City Walk Crestlane 4 and Crestlane 5 price at AED 33,151 to 36,779 per sqm — a 7 to 28 percent discount to Eden House The Park's AED 39,266 to 47,022 range. The Crestlane projects sit within Meraas's operational City Walk precinct, giving buyers access to retail and dining infrastructure that is already built and trading. Eden House The Park's premium reflects Safa Park frontage and H&H's boutique positioning. Whether that gap is justified depends on how buyers weigh the scarcity of park-facing addresses in Al Wasl against Meraas's demonstrably stronger delivery track record. The Crestlane handover of Q2 2030 is later, which extends capital exposure, but the developer execution risk profile is materially lower. Direct comparison data sits at [Citywalk Crestlane 4](/projects/citywalk-crestlane-4) and [City Walk Crestlane 5](/projects/city-walk-crestlane-5).

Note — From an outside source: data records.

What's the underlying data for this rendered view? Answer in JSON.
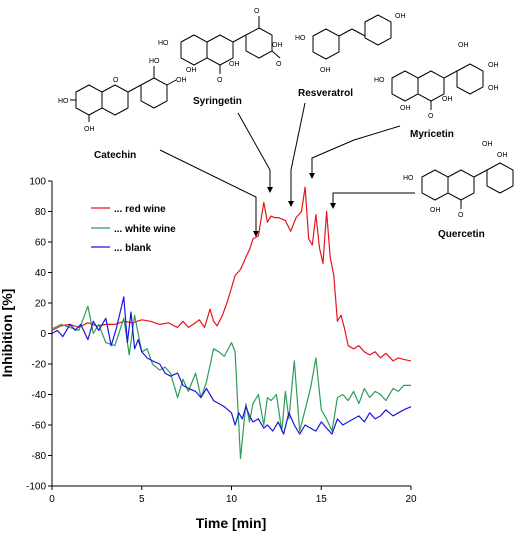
{
  "chart_data": {
    "type": "line",
    "title": "",
    "xlabel": "Time [min]",
    "ylabel": "Inhibition [%]",
    "xlim": [
      0,
      20
    ],
    "ylim": [
      -100,
      100
    ],
    "xticks": [
      0,
      5,
      10,
      15,
      20
    ],
    "yticks": [
      100,
      80,
      60,
      40,
      20,
      0,
      -20,
      -40,
      -60,
      -80,
      -100
    ],
    "grid": false,
    "legend_position": "top-left",
    "series": [
      {
        "name": "... red wine",
        "color": "#e8141c",
        "x": [
          0,
          0.5,
          1,
          1.5,
          2,
          2.5,
          3,
          3.5,
          4,
          4.5,
          5,
          5.5,
          6,
          6.5,
          6.8,
          7,
          7.3,
          7.6,
          8,
          8.2,
          8.5,
          8.8,
          9,
          9.2,
          9.5,
          9.8,
          10,
          10.2,
          10.5,
          10.8,
          11,
          11.2,
          11.5,
          11.8,
          12,
          12.2,
          12.4,
          12.6,
          12.8,
          13,
          13.3,
          13.6,
          13.9,
          14.1,
          14.3,
          14.5,
          14.7,
          14.9,
          15.1,
          15.3,
          15.5,
          15.7,
          15.9,
          16.1,
          16.3,
          16.5,
          16.8,
          17.1,
          17.4,
          17.7,
          18,
          18.3,
          18.6,
          19,
          19.3,
          19.6,
          20
        ],
        "values": [
          2,
          5,
          6,
          4,
          7,
          5,
          6,
          6,
          8,
          7,
          9,
          8,
          6,
          7,
          5,
          4,
          8,
          4,
          7,
          9,
          4,
          16,
          8,
          5,
          12,
          22,
          30,
          38,
          42,
          50,
          55,
          62,
          64,
          86,
          73,
          77,
          76,
          76,
          75,
          74,
          67,
          76,
          80,
          96,
          62,
          58,
          78,
          56,
          46,
          80,
          50,
          38,
          8,
          12,
          3,
          -8,
          -10,
          -8,
          -12,
          -14,
          -12,
          -16,
          -13,
          -18,
          -16,
          -17,
          -18
        ]
      },
      {
        "name": "... white wine",
        "color": "#2e9c5a",
        "x": [
          0,
          0.5,
          1,
          1.5,
          2,
          2.3,
          2.6,
          3,
          3.5,
          4,
          4.3,
          4.6,
          5,
          5.3,
          5.6,
          6,
          6.3,
          6.6,
          7,
          7.3,
          7.6,
          8,
          8.3,
          8.6,
          9,
          9.3,
          9.6,
          10,
          10.2,
          10.5,
          10.8,
          11,
          11.2,
          11.5,
          11.8,
          12,
          12.2,
          12.5,
          12.8,
          13,
          13.2,
          13.5,
          13.8,
          14.1,
          14.4,
          14.7,
          15,
          15.3,
          15.6,
          15.9,
          16.2,
          16.5,
          16.8,
          17.1,
          17.4,
          17.7,
          18,
          18.3,
          18.6,
          19,
          19.3,
          19.6,
          20
        ],
        "values": [
          3,
          6,
          4,
          2,
          18,
          0,
          6,
          -6,
          -8,
          10,
          -14,
          12,
          -12,
          -10,
          -20,
          -24,
          -22,
          -26,
          -42,
          -30,
          -38,
          -26,
          -42,
          -32,
          -10,
          -12,
          -15,
          -6,
          -12,
          -82,
          -46,
          -58,
          -46,
          -40,
          -60,
          -42,
          -44,
          -40,
          -64,
          -38,
          -56,
          -18,
          -64,
          -50,
          -36,
          -16,
          -50,
          -56,
          -64,
          -42,
          -40,
          -44,
          -38,
          -46,
          -36,
          -42,
          -38,
          -40,
          -44,
          -36,
          -38,
          -34,
          -34
        ]
      },
      {
        "name": "... blank",
        "color": "#1a16e0",
        "x": [
          0,
          0.3,
          0.6,
          1,
          1.3,
          1.6,
          2,
          2.3,
          2.6,
          3,
          3.3,
          3.6,
          4,
          4.2,
          4.4,
          4.6,
          4.8,
          5,
          5.3,
          5.6,
          6,
          6.3,
          6.6,
          7,
          7.3,
          7.6,
          8,
          8.3,
          8.6,
          9,
          9.3,
          9.6,
          10,
          10.2,
          10.4,
          10.6,
          10.8,
          11,
          11.2,
          11.5,
          11.8,
          12,
          12.3,
          12.6,
          12.9,
          13.2,
          13.5,
          13.8,
          14.1,
          14.4,
          14.7,
          15,
          15.3,
          15.6,
          15.9,
          16.2,
          16.5,
          16.8,
          17.1,
          17.4,
          17.7,
          18,
          18.3,
          18.6,
          19,
          19.3,
          19.6,
          20
        ],
        "values": [
          0,
          2,
          -2,
          6,
          2,
          6,
          -4,
          8,
          2,
          10,
          -8,
          4,
          24,
          -6,
          14,
          -10,
          -4,
          -12,
          -16,
          -18,
          -20,
          -26,
          -28,
          -26,
          -34,
          -36,
          -38,
          -42,
          -36,
          -44,
          -46,
          -48,
          -52,
          -60,
          -52,
          -56,
          -48,
          -54,
          -58,
          -56,
          -62,
          -60,
          -64,
          -58,
          -66,
          -52,
          -60,
          -66,
          -60,
          -62,
          -64,
          -58,
          -62,
          -66,
          -56,
          -60,
          -58,
          -56,
          -54,
          -58,
          -52,
          -56,
          -54,
          -50,
          -54,
          -52,
          -50,
          -48
        ]
      }
    ],
    "annotations": [
      {
        "label": "Catechin",
        "target": [
          12.0,
          64
        ]
      },
      {
        "label": "Syringetin",
        "target": [
          12.2,
          80
        ]
      },
      {
        "label": "Resveratrol",
        "target": [
          13.5,
          76
        ]
      },
      {
        "label": "Myricetin",
        "target": [
          14.3,
          90
        ]
      },
      {
        "label": "Quercetin",
        "target": [
          15.8,
          80
        ]
      }
    ]
  }
}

Both are H&H Development projects in Al Wasl with comparable branding and a similar size-band product. Eden House The Park faces Safa Park — a 64-hectare green corridor — making it primarily an owner-occupier and long-stay residential product. [Eden House The Canal](/projects/eden-house-the-canal) faces the Dubai Water Canal and attracts investors targeting short-term rental demand from tenants paying specifically for waterway views. The two projects compete for different buyer motivations. Current per-sqm rates, construction progress figures, and transaction depth should be compared directly across both before deciding which H&H address to selection. Owner-occupiers prioritising outdoor amenity and neighbourhood permanence lean toward The Park. Investors building a short-let income strategy lean toward The Canal.